C'est là, dans l'horreur et le ruisseau, que l'on fait la connaissance de Peter. le gamin des bas-fonds, qu'un vieillard généreux a pris sous son aile au mépris du qu'en dira t-on qui lui prête le pire des vices, entreprend d'égayer l'existence tragique des orphelins du quartier en leur racontant des histoires toutes plus fabuleuses les unes que les autres, des contes et des légendes qui enchantent leur pauvre quotidien et qui permettent au enfants -conteur compris- de fuir une réalité lourde de chagrins et d'atrocités. L'histoire qu'ils attendent tous n'est pourtant pas celle qu'on croit. Dans cette dernière, il n'est question ni de trésor enfoui, ni de princesse à secourir, encore moins de dragon à terrasser. Non, que nenni. le meilleur moment, c'est lorsque Peter leur parle de sa maman, douce et aimante, tendre et chaleureuse... C'est qu'eux, de mères, ils n'en ont pas et qu'en fait de tendresse, ils ne connaissent que celle des récits de Peter, de leur amitié voire celle d'un chaton qui passe par là...Les adultes, mieux vaut ne pas y penser.

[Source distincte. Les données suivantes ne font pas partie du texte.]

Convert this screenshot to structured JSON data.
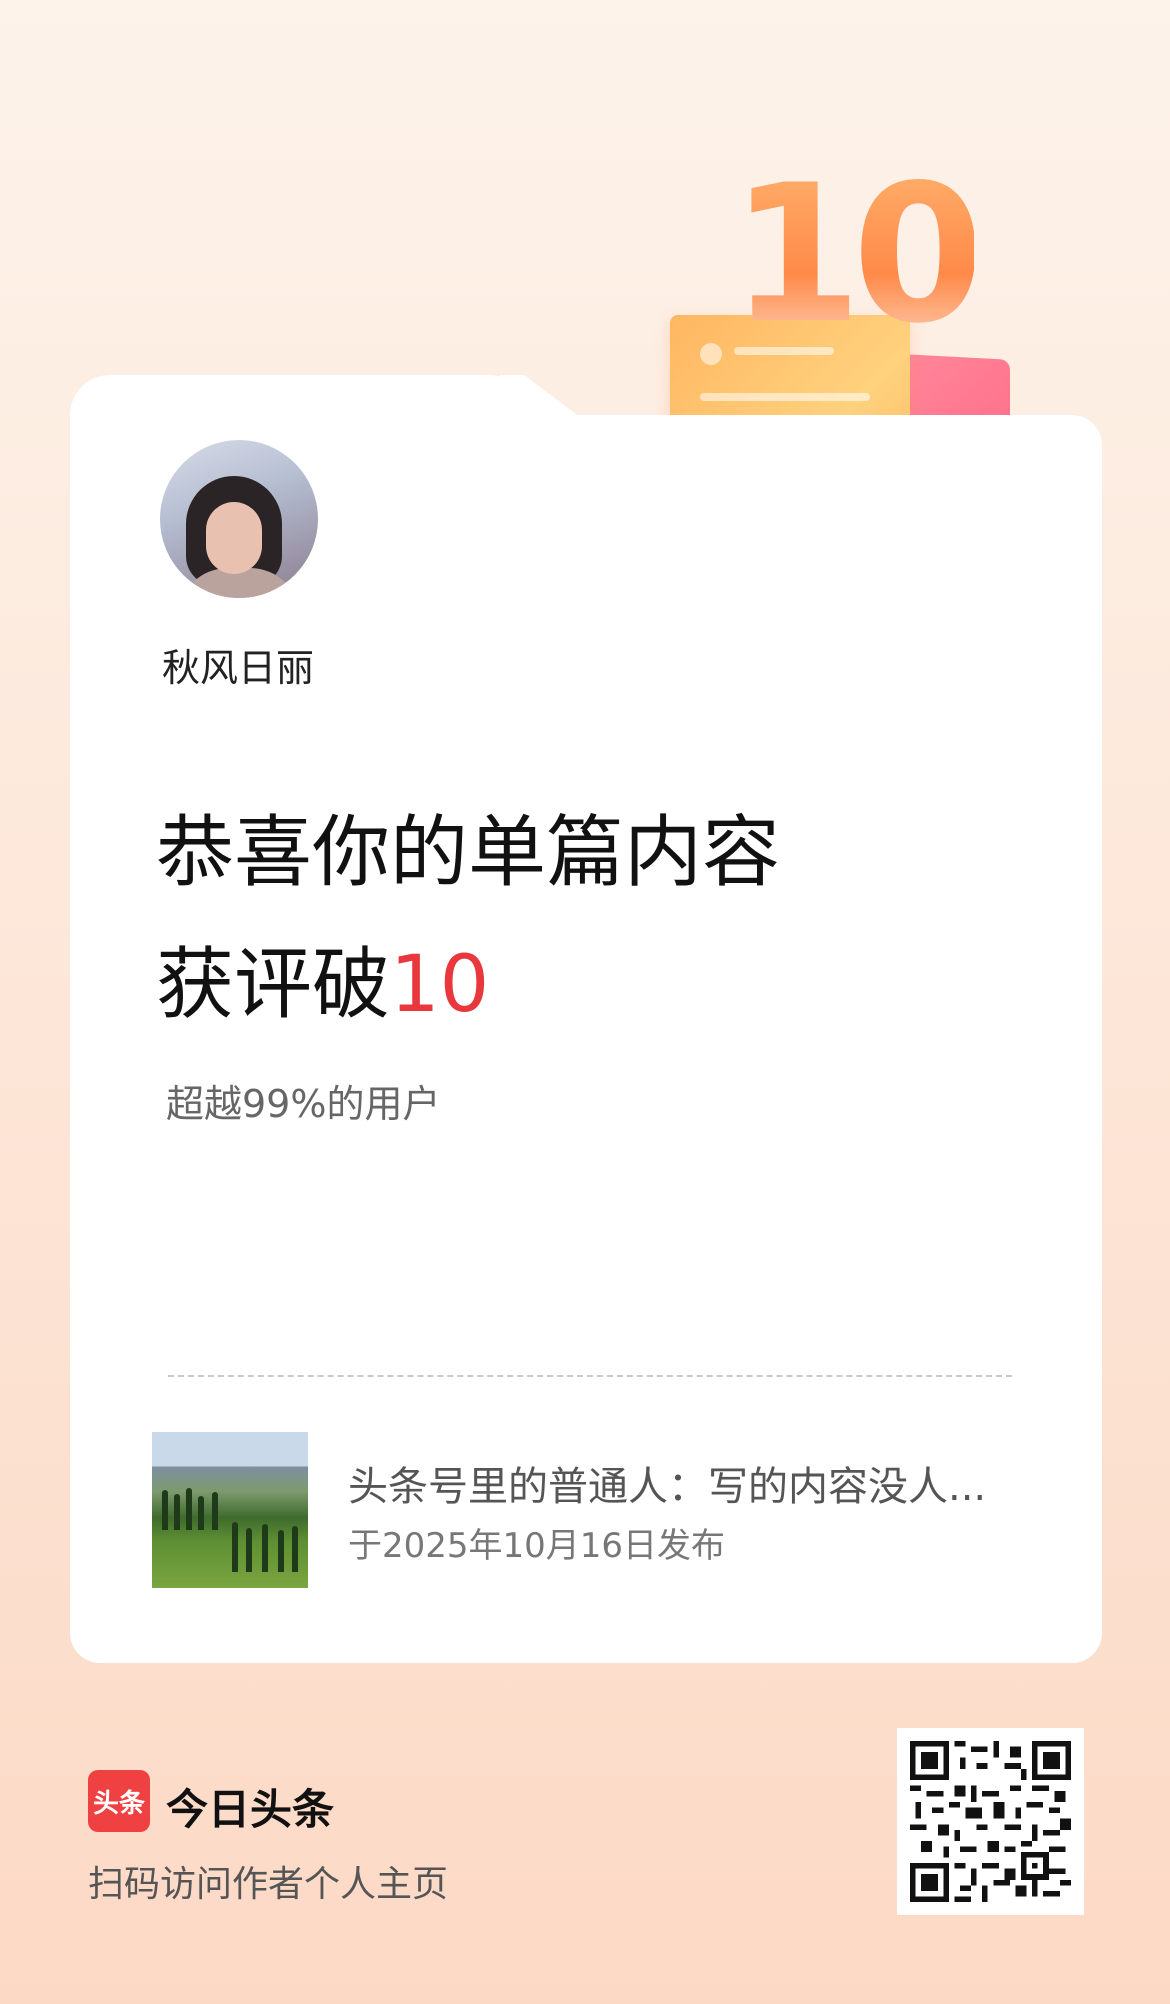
{
  "badge": {
    "number": "10"
  },
  "profile": {
    "username": "秋风日丽"
  },
  "headline": {
    "line1": "恭喜你的单篇内容",
    "line2_prefix": "获评破",
    "line2_number": "10"
  },
  "subtitle": "超越99%的用户",
  "article": {
    "title": "头条号里的普通人：写的内容没人...",
    "date": "于2025年10月16日发布"
  },
  "footer": {
    "logo_text": "头条",
    "app_name": "今日头条",
    "caption": "扫码访问作者个人主页"
  },
  "colors": {
    "accent": "#e8383d",
    "brand": "#f04142"
  }
}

S'ils savaient ces mômes quelle vérité se cache sous la fiction... S'ils savaient que Peter est aussi malheureux qu'eux et que sa mère, la vraie, n'a rien de celle qu'il décrit. Qu'elle est méchante, cruelle. Qu'elle boit trop. Oh, il ne ment pas par calcul, non. C'est pour rendre sa vie plus supportable, plus tolérable qu'il affabule, c'est pour avoir un peu plus chaud qu'il ment, pour se sentir moins seul et moins mal... Pour faire semblant d'aimer la vie parce qu'à force, peut-être qu'il y croira vraiment? Pour oublier l'espace d'un instant la noirceur poisseuse et désespérée de son existence. Pour oublier Londres et la misère. Pour avoir l'illusion du bonheur. L'illusion, c'est déjà mieux que rien.
Ce premier opus des aventures de Peter pourrait être complètement désespéré et il l'est jusqu'à une infime lueur, une lueur en forme de fée que Peter rebaptise Clochette et à laquelle il s'attache si fort soudain... La petite créature vient de très loin, mandatée par ses compagnons qui, comme elle, vivent sur une île mystérieuse sous l'égide d'un certain Pan. Ils sont en danger et ils ont besoin de Peter. L'aventure peut commencer...La féérie mâtinée de fantastique aussi. Enfin!
Si je n'avais pas oublié la beauté et la noirceur de ce tome inaugural, j'avais en revanche oublié à quel point il est original, complexe et magistral.
Riche. Profond. Quel uppercut et quel coup de coeur à nouveau! Outre l'atmosphère, saisissante, l'autre point fort de l'ouvrage est à mon sens le personnage de Peter, aussi poignant qu'attachant et si bien travaillé qu'il apparaît sans une once de manichéisme.
La réécriture du mythe de
Peter Pan que nous offre Loisel trouve donc ici un point de départ plus que réussie, qui happe dès les premières pages et qui ensorcelle pour le meilleur et peut-être bien pour le pire... Grandiose!